All our lives were upended by the lockdown, but some more profoundly than others. Many were lucky to be almost untouched from an economic point of view, while others had their livelihoods extinguished. Some urban dwellers escaped almost unscathed while many suffered grievously — but it was those in rural areas who were most vulnerable to disadvantage and loss.
Here people were most likely to suffer isolation and loneliness, particularly on the long 15-hour nights of last winter in places where there was no pavement or street lights to facilitate even an evening stroll. Similarly, the mostly small, standalone pubs and shops dependent on local trade were more vulnerable to economic shocks than their better-integrated and busier urban counterparts.
We can’t blame it all on Covid, of course — for pre-pandemic rural Ireland was already in crisis. The virus has, however, blown its working parts high into the air, and nobody has any idea what the landscape will be like when the dust settles. There is simply no way of knowing how many shops, pubs, cafés, or places of entertainment are set to reopen when the present subsidies are removed. It is, however, a racing certainty that many will not.
The headwinds were, of course, already strongly against rural Ireland, because economic activity was relentlessly shifting towards urban centres. The majority of Irish farms are now part-time, with many of their owners travelling to work in nearby towns. Visitors to rural villages see streets lined with abandoned premises as shops, pubs, post offices, banks, and garda stations close down. This inevitably leads to a cycle of disadvantage, where less cash circulates locally and other businesses inevitably follow suit by going to the wall.
The one exception used to be areas where tourism had taken root.
Here, it was still possible to do what urban dwellers take for granted — buy a newspaper, fill up with diesel, or find a pub serving food. The disproportionate value of tourism for maintaining rural services is extremely clear — but now even this lifeline has been removed. Nobody is at all certain how many of the typically small, tourism-based businesses in rural Ireland can survive until the hospitality industry gets back to near 2019 levels.
There is, of course, much talk of the Covid crisis being rural Ireland’s opportunity, that it will speed the move towards carbon-neutral ways of living. Greater options to work from home will see people relocating to our villages and countryside areas, thereby easing the pressures for urban housing.
This brings to mind the compelling concept of a social village — strong, commute-free communities where people work, shop, recreate, and find schools for their children within walking distance of home. For most people, it’s a captivating image but something that presently may be just wishful thinking. Who wants to move to a rural village bereft of shops, restaurants, pubs, and a post office, while the Garda station operates nine to five in the nearest town?

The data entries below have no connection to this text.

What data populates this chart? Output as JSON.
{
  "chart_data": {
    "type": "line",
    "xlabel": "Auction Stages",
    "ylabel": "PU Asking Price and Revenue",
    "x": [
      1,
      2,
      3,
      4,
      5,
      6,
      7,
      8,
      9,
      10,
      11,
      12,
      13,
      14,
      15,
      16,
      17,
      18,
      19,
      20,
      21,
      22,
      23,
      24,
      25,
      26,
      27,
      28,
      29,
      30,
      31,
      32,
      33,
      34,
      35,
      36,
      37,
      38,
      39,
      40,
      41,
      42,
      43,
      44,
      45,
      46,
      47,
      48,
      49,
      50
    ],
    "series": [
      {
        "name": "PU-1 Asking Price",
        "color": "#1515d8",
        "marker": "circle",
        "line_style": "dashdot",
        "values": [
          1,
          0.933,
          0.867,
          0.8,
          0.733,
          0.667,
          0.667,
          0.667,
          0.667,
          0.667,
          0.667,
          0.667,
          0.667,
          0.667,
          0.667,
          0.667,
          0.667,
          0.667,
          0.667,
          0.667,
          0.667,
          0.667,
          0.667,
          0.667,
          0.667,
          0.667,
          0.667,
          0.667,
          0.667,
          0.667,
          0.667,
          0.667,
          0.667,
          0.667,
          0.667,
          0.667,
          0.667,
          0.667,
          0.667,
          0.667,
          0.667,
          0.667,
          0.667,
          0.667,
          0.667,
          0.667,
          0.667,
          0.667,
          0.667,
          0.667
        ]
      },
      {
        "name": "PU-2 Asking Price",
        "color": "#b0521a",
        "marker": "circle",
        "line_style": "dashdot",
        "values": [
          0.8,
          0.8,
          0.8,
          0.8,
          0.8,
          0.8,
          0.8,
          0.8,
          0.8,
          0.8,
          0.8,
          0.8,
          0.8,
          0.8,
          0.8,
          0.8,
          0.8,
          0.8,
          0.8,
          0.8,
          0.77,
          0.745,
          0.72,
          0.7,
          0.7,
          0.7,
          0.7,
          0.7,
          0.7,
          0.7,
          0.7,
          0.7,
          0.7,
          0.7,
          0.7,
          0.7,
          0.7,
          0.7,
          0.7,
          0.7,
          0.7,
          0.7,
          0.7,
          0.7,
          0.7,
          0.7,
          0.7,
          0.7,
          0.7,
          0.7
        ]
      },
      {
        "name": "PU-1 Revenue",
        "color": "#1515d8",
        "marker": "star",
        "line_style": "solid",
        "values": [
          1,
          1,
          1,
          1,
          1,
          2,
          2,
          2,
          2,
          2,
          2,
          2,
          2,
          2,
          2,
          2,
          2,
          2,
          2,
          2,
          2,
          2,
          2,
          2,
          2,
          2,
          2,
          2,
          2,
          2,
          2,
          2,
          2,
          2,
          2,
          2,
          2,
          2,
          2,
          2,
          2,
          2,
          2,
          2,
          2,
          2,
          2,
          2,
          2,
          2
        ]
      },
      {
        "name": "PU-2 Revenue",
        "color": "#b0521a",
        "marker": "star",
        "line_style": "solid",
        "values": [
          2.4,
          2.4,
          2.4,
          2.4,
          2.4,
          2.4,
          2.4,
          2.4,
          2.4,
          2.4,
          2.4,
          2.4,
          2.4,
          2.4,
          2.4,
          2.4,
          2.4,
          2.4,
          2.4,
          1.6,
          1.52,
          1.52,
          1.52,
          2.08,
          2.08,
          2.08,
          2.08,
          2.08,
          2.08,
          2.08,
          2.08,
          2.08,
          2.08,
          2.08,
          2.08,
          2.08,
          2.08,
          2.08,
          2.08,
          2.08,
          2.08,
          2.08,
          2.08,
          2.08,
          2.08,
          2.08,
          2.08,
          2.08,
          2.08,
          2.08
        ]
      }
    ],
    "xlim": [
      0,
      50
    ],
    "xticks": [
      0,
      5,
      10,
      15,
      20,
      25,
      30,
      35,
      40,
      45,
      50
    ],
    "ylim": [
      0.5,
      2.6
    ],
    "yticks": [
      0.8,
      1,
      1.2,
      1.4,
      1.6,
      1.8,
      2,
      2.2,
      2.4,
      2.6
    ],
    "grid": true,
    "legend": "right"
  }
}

If rural Ireland is to be saved, action is now required. There is an urgent need for the appointment of a minster for rural recovery to provide the focus and agile policy response that will be required to avoid further precipitous decline. The first task must be to expedite the proposal on turning vacant buildings into remote employment hubs where people can enjoy workplace camaraderie without the commute.
There is also a need for action to redress the urbanisation of Irish tourism where the national accommodation base is increasingly located within urban hotels. The result is that rural excursions are mostly confined to low-spend day trips by holidaymakers, which do little to support local service providers.
Incentives should be provided to encourage the development of small rural guest houses and B&Bs to replace the many that have left, or are about to leave, the business. This will only be successful, however, when going hand-in-hand with the development of tourism activities. We now need more of the innovative thinking that recently created St Declan’s Way pilgrim path, the Suir Blueway, the National Famine Way, and the new biking trails in the Slieve Bloom Mountains.
Building towards well-integrated social villages is the way ahead, but families will only relocate to vibrant communities where a high level of service and sustainability is on offer.
- John G O'Dwyer is an author and the chairman of Pilgrim Paths Ireland, which is dedicated to bringing economic benefit to rural communities by promoting Ireland's ancient trails.